The key to the genesis of migraine is an emergent phenomenon called cortical spreading depression (SD).  SD is a transient state that during its course massively perturbs ionic gradients across cells membranes. A generic reaction-diffusion mechanism with global inhibition is presented by which localized, long-lasting but transient SD wave patterns are formed. The distinct transient waves are caused by a ghost of a saddle-node bifurcation, i.e., a bottle-neck passage in phase space associated with a characteristic form (shape, size) that depends critically on the curvature of the cortex. Similar patterns have been observed with fMRI. We correlate the patterns with biological pathways for the pain formation in migraine and investigate means by which neuromodulation techniques
may affect these pathways.

Katherine Newhall, New York University

Synchronous Firing Events in Stochastic Neuronal Network Models

Synchrony manifests itself in a variety of forms in noisy biological systems.  Within computational neuronal models, even with the desynchronizing effect of noisy input, the excitatory coupling between neurons can cause the network to synchronize, or oscillate, over a large range of model parameters.  I will discuss synchrony in the context of pulse-coupled Integrate-and-Fire models where cascading firing events cause multiple neurons to fire at the exact same instance in time.  I will describe the synchronizing mechanism and present methods for computing the probability distribution for the number of neurons firing together, as well as the probability the system maintains a synchronous firing state.  These results can potentially be combined with population based simulation methods to efficiently simulate interacting excitatory and inhibitory neuron populations in biologically relevant regimes.

Tomasz Smolinski Delaware State University

Analyzing conductance correlations involved in recovery of bursting after neuromodulator deprivation in lobster stomatogastric neuron models

In the crustacean stomatogastric ganglion (STG) functional neuronal activity can be produced with widely varying cellular parameter values. One possible mechanism responsible for this phenomenon is coregulation of ionic currents, such as the coregulation of the delayed rectifier K+ current, IKd, and the transient Ca2+ current, ICaT, which affects the peak and duration of the slow-wave oscillation in bursting STG neurons. Interestingly, ionic current coregulation depends on neuromodulation, not activity. This is intriguing because the STG can recover function after neuromodulator deprivation (i.e., deafferentation). After the stomatogastric nerve, via which the STG receives neuromodulatory inputs, is cut or blocked, STG neurons initially lose their function. However, within 24h to 96h, without external intervention, they again exhibit activity similar to that in intact STGs. The interplay between deafferentation, function recovery, and coregulation of ionic currents is under active research, which has so far produced interesting results showing that while some relationships are lost due to neuromodulator deprivation, some of them are altered (presumably to support recovery). Here, we use a computational approach to study these phenomena in an important STG neuron, the anterior burster (AB).
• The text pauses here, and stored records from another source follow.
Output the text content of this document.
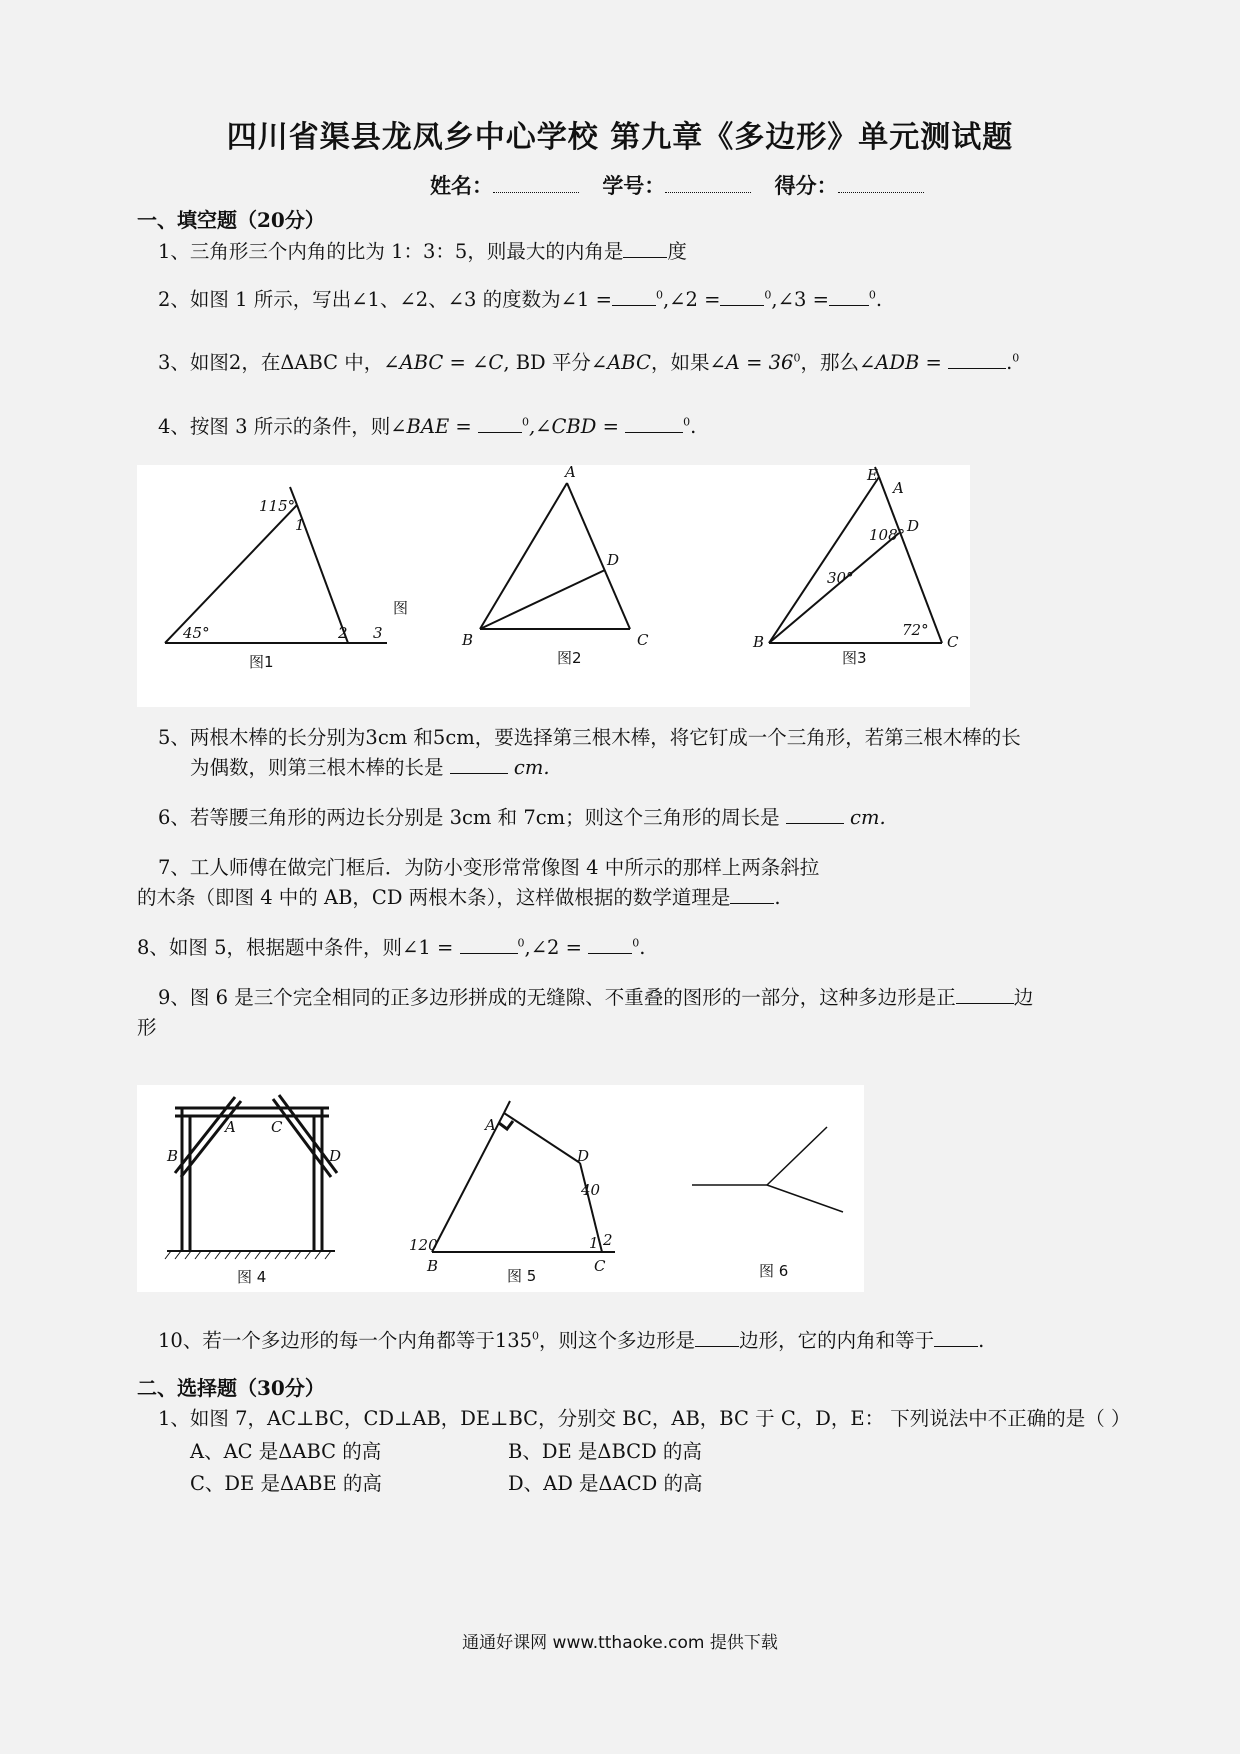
四川省渠县龙凤乡中心学校 第九章《多边形》单元测试题
姓名：	学号：	得分：
一、填空题（20分）
1、三角形三个内角的比为 1：3：5，则最大的内角是 度
2、如图 1 所示，写出∠1、∠2、∠3 的度数为∠1 =	$^0$,∠2 =	$^0$,∠3 =	$^0$.
3、如图2，在ΔABC 中，∠ABC = ∠C, BD 平分∠ABC，如果∠A = $36^0$，那么∠ADB =	.$^0$
4、按图 3 所示的条件，则∠BAE =	$^0$,∠CBD =	$^0$.
115°
1
45°	2 3
图
图1
A
D
B	C
图2
E
A
D
108°
30°
72°
B	C
图3
5、两根木棒的长分别为3cm 和5cm，要选择第三根木棒，将它钉成一个三角形，若第三根木棒的长
为偶数，则第三根木棒的长是	cm.
6、若等腰三角形的两边长分别是 3cm 和 7cm；则这个三角形的周长是	cm.
7、工人师傅在做完门框后．为防小变形常常像图 4 中所示的那样上两条斜拉
的木条（即图 4 中的 AB，CD 两根木条），这样做根据的数学道理是 .
8、如图 5，根据题中条件，则∠1 =	$^0$,∠2 =	$^0$.
9、图 6 是三个完全相同的正多边形拼成的无缝隙、不重叠的图形的一部分，这种多边形是正	边
形
A C
B	D
图 4
A
D
40
120	1 2
B	C
图 5	图 6
10、若一个多边形的每一个内角都等于$135^0$，则这个多边形是 边形，它的内角和等于 .
二、选择题（30分）
1、如图 7，AC⊥BC，CD⊥AB，DE⊥BC，分别交 BC，AB，BC 于 C，D，E： 下列说法中不正确的是（ ）
A、AC 是ΔABC 的高	B、DE 是ΔBCD 的高
C、DE 是ΔABE 的高	D、AD 是ΔACD 的高
通通好课网 www.tthaoke.com 提供下载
Previously, we explored a 12-dimensional parameter space of an AB model by simulating 21,600,000 parameter combinations. Every parameter set was simulated and classified as functional if it produced realistic bursting activity and properly responded to deafferentation (i.e., became quiescent). Out of the ~400,000 models that failed the second criterion we selected those that showed bursting (~14,000). We consider those models “recovered,” as they function despite neuromodulation deprivation. By analyzing the parameters of the “recovered” neurons, we investigate the impact of deafferentation on coregulation of ionic currents. We show, for example, that the relationship between IKd and ICaT is preserved regardless of the presence of neuromodulation, although the slope of the relationship seems to be altered.